Lin Liu - Inflammation division

Lin Liu - Inflammation division

Start Time: 
Wed, 27/05/2020 - 1:00pm
End Time: 
Wed, 27/05/2020 - 2:00pm

More red tape: an ancient post translational modification is a new regulator of TNFR1 induced death

Online seminar: access Slido and enter code #WEHIWEDNESDAY
Including Q&A session

​Wednesday seminar hosted by Professor John Silke (this is a PhD confirmation seminar)

Tumor necrosis factor (TNF) is a master inflammatory cytokine that can, depending on the circumstances, promote survival and proliferation or induce cell death. Anti-TNF drugs have proven strikingly successful in treating inflammatory diseases such as rheumatoid arthritis, psoriasis and IBD but it is still unclear exactly why. For a long time it was thought that they work solely by preventing TNF induced transcription of other inflammatory cytokines, but more recently it has been proposed that one of their major anti-inflammatory functions is to prevent TNF induced death.

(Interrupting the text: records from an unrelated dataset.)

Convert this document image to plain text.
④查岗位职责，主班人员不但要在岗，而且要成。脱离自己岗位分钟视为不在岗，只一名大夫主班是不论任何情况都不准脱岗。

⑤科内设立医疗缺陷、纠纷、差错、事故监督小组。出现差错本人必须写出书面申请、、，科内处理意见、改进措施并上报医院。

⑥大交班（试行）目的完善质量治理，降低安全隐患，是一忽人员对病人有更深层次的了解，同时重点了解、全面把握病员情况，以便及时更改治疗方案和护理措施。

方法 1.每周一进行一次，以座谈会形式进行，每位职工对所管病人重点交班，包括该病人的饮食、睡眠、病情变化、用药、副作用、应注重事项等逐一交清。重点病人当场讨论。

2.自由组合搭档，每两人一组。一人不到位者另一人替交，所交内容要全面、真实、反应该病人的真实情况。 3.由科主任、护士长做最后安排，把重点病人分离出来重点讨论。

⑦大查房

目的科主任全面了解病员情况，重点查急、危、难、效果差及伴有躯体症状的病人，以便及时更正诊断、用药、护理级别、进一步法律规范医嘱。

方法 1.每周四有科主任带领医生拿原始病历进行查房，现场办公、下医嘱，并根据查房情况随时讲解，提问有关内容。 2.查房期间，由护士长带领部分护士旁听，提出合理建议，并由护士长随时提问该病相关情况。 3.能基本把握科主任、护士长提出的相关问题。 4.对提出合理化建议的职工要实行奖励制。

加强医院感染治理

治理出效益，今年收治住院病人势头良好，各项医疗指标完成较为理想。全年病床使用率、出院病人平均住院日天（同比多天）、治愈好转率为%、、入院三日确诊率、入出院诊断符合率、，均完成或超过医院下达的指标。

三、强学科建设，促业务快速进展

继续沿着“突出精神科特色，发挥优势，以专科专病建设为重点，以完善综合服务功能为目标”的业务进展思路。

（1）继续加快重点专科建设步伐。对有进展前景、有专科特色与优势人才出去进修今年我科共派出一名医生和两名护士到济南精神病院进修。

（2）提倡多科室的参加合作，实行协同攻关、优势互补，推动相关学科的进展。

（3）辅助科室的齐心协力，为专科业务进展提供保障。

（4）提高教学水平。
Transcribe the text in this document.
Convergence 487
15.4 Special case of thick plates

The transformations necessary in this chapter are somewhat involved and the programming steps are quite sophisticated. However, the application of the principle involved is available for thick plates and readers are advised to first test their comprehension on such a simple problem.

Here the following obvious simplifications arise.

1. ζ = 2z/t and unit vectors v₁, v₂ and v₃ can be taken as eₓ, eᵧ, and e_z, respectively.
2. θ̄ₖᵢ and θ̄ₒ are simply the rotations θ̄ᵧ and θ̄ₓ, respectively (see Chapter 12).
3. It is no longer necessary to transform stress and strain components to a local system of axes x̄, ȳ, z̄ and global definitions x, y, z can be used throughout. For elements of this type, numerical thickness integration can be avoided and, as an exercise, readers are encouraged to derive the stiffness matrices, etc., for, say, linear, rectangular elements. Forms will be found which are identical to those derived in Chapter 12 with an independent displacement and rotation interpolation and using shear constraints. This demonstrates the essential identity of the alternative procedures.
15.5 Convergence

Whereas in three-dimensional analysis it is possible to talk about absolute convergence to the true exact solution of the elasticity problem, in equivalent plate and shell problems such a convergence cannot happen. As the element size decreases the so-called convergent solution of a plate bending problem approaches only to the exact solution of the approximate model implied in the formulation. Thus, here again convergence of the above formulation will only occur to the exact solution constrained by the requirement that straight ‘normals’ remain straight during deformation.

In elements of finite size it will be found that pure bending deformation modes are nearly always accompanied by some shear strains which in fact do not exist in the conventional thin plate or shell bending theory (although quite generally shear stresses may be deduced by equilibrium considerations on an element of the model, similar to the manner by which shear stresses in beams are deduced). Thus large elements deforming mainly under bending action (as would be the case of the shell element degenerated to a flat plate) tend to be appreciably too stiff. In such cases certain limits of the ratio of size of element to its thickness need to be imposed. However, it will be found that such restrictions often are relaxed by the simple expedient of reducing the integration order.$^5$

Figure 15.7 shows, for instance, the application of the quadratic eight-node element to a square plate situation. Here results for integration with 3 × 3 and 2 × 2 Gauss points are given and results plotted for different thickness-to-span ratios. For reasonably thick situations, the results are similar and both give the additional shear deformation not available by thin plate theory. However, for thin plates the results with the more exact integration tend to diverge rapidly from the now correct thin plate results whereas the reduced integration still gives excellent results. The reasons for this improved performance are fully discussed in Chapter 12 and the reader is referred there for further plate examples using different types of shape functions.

Given its potent activity it is unsurprising that TNF signalling is heavily regulated by a plethora of post-translational modifications, including phosphorylation and diverse types of ubiquitin chains. However, most studies have focused on the membrane bound, transcription activating, complex (complex-1), and the composition and modifications in the cytosolic, caspase containing, death inducing complex (complex-2) remain far less well defined.

To identify and characterize novel interactors and modifications in complex-2, Lin generated 3xFLAG-tagged caspase-8 knock-in mice. Using a mass spectrometry approach and primary cells from these knock-in mice, she found that the enzyme tankyrase is recruited to complex-2. Tankyrases are ADP ribose polymerases, and belong to an ancient group of enzymes, that post-translationally modify proteins with ADP-ribose. Lin found that during TNF signalling, complex-2 becomes poly (ADP-ribosyl)ated (PARsylated) in a tankyrase dependent manner. Furthermore, tankyrase-specific inhibitors sensitize cells to TNF-induced cell death, which correlates with increased levels of complex-2. This suggests that normally tankyrase helps limit TNF induced death. Mechanistically, tankyrase may modulate the stability of complex-2 by recruiting RNF146, an E3 ubiquitin ligase, that in turn promotes ubiquitylation of complex-2. This newly discovered checkpoint dramatically expands our understanding of how TNF induced death is regulated and given the availability of tankyrase drugs may have clinical applications.